Family Code 3041 states:
a) Before generating an order granting custody to a person or persons different than a parent, over the objection of a parent, the court shall make a finding that will granting custody to a parent would certainly be detrimental to the child as well as that will granting custody to the nonparent is usually required to serve the best interest of the child. Allegations that will parental custody would certainly be detrimental to the child, different than a statement of that will ultimate fact, shall not appear inside the pleadings.
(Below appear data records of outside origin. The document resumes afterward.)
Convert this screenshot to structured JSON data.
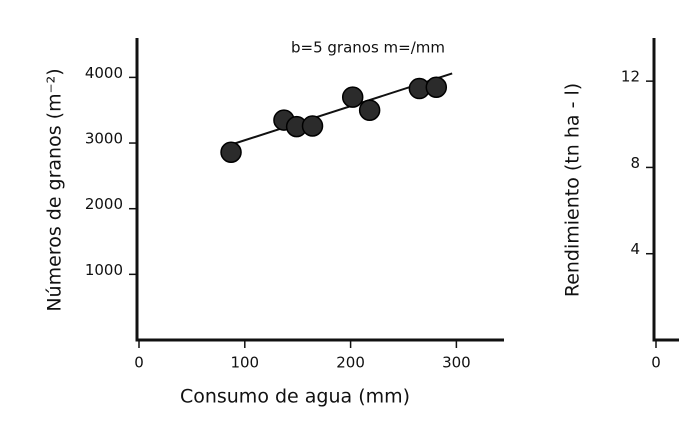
{
  "chart_data": [
    {
      "type": "scatter",
      "annotation": "b=5 granos m=/mm",
      "x_label": "Consumo de agua (mm)",
      "y_label": "Números de granos (m⁻²)",
      "x": [
        87,
        137,
        149,
        164,
        202,
        218,
        265,
        281
      ],
      "values": [
        2860,
        3350,
        3250,
        3260,
        3700,
        3500,
        3830,
        3850
      ],
      "color": "#2b2b2b",
      "fit": {
        "x": [
          86,
          296
        ],
        "y": [
          2970,
          4060
        ]
      },
      "xlim": [
        0,
        345
      ],
      "xticks": [
        0,
        100,
        200,
        300
      ],
      "ylim": [
        0,
        4600
      ],
      "yticks": [
        1000,
        2000,
        3000,
        4000
      ]
    },
    {
      "type": "axes",
      "y_label": "Rendimiento  (tn ha - l)",
      "xlim": [
        0,
        300
      ],
      "xticks": [
        0
      ],
      "ylim": [
        0,
        14
      ],
      "yticks": [
        4,
        8,
        12
      ]
    }
  ]
}
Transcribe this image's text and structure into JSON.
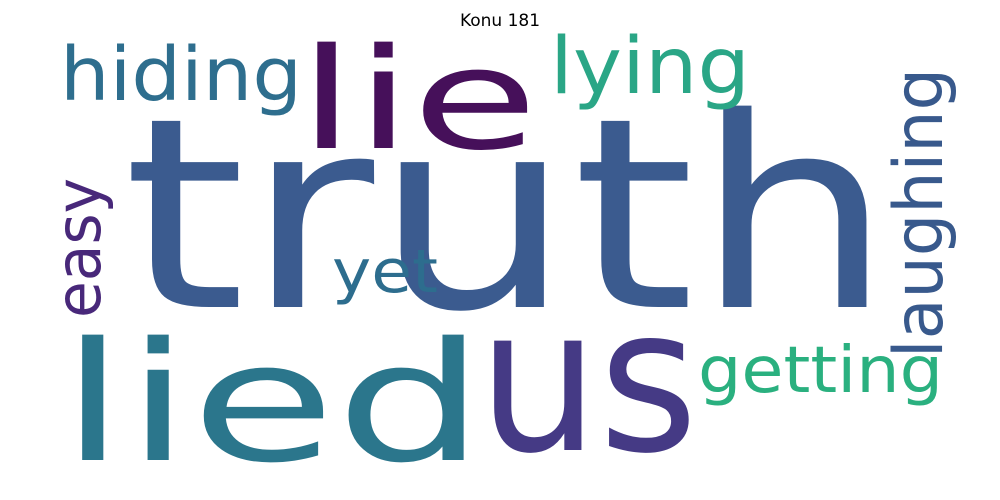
{
  "title": "Konu 181",
  "words": [
    {
      "text": "truth",
      "color": "#3b5b8f"
    },
    {
      "text": "lie",
      "color": "#46105a"
    },
    {
      "text": "lied",
      "color": "#2b768c"
    },
    {
      "text": "us",
      "color": "#453a85"
    },
    {
      "text": "hiding",
      "color": "#2e6e8e"
    },
    {
      "text": "lying",
      "color": "#2aa686"
    },
    {
      "text": "laughing",
      "color": "#38598c"
    },
    {
      "text": "easy",
      "color": "#48287a"
    },
    {
      "text": "yet",
      "color": "#2d6d8e"
    },
    {
      "text": "getting",
      "color": "#2ab07f"
    }
  ]
}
The court may, in its discretion, exclude the public via the hearing on This specific issue.
In California, if a custody proceeding is usually already pending, the non-parent, grandparent, or stepparent, must demonstrate the visitation requested is usually inside the best interest of the minor as well as that will the minor will not suffer detriment if the non-parent visitation request is usually granted. Under Family Code §3I00, the family law court has discretion to grant “reasonable visitation rights… to any different person [a non-parent] having an interest inside the welfare of the child.”
If, however both parents object to visitation by the non-parent, there is usually a rebuttable presumption affecting the burden of proof that will the requested visitation is usually not inside the child’s best interest.
If one parent passes away, California Family Code §3102 governs, as well as states,
(a) If either parent of an unemancipated minor child is usually deceased, the children, siblings, parents, as well as grandparents of the deceased parent may be granted reasonable visitation with the child during the child’s minority upon a finding that will the visitation would certainly be inside the best interest of the minor child.
(b) In granting visitation pursuant to This specific section to a person different than a grandparent of the child, the court shall consider the amount of personal contact between the person as well as the child before the application for the visitation order.
California has its own Troxel case. In Zasueta v. Zasueta (2002), 102 Cal.App.4th 1242, during the divorce, Father committed suicide. Father’s parents petitioned for visitation. Mother opposed the request.
The trial judge (a grandfather himself of seven grandchildren) found Mother unfit based on the fact that will she opposed grandparent visitation. Then the trial court, without not bad reason, held the item was inside the best interests of all children to see their grandparents, stating among different decidedly inappropriate remarks, that will the item is usually the job of all grandparents to “spoil their grandchildren.”
The Court of Appeal reversed, holding the trial court’s decision plainly ignored as well as therefore violated Troxel as well as violated Mother’s 14th Amendment fundamental right to raise her children, absent unfitness, as she pleases. In conclusion, the Court stated: “At the very least, Troxel teaches that will trial courts must resist the temptation to personalize the proceedings as well as to substitute personal judgments for the decisions made by fit parents regarding visitation.”
SOOOOOO …where does that will leave Michael Jackson’s children? Debbie Rowe is usually the undisputed bio-mom of two children. Under the statutes, her rights would certainly trump Gramma Katherine’s rights. The plot thickens, however – because she had previously terminated her parental rights, nevertheless the Court then reinstated them in 2006. How will This specific play out inside the facts?
FINALLY, what about Blanket? Rowe is usually NOT the bio-mom of the third child. Thus, the statutes favoring bio-parents will not apply here. There is usually, however, the inclination of courts to keep siblings together.
Ah, what a fascinating life as well as legacy he left us….
In Re Jackson v. Rowe: Grandparent v. Bio-Mom – Who Wins?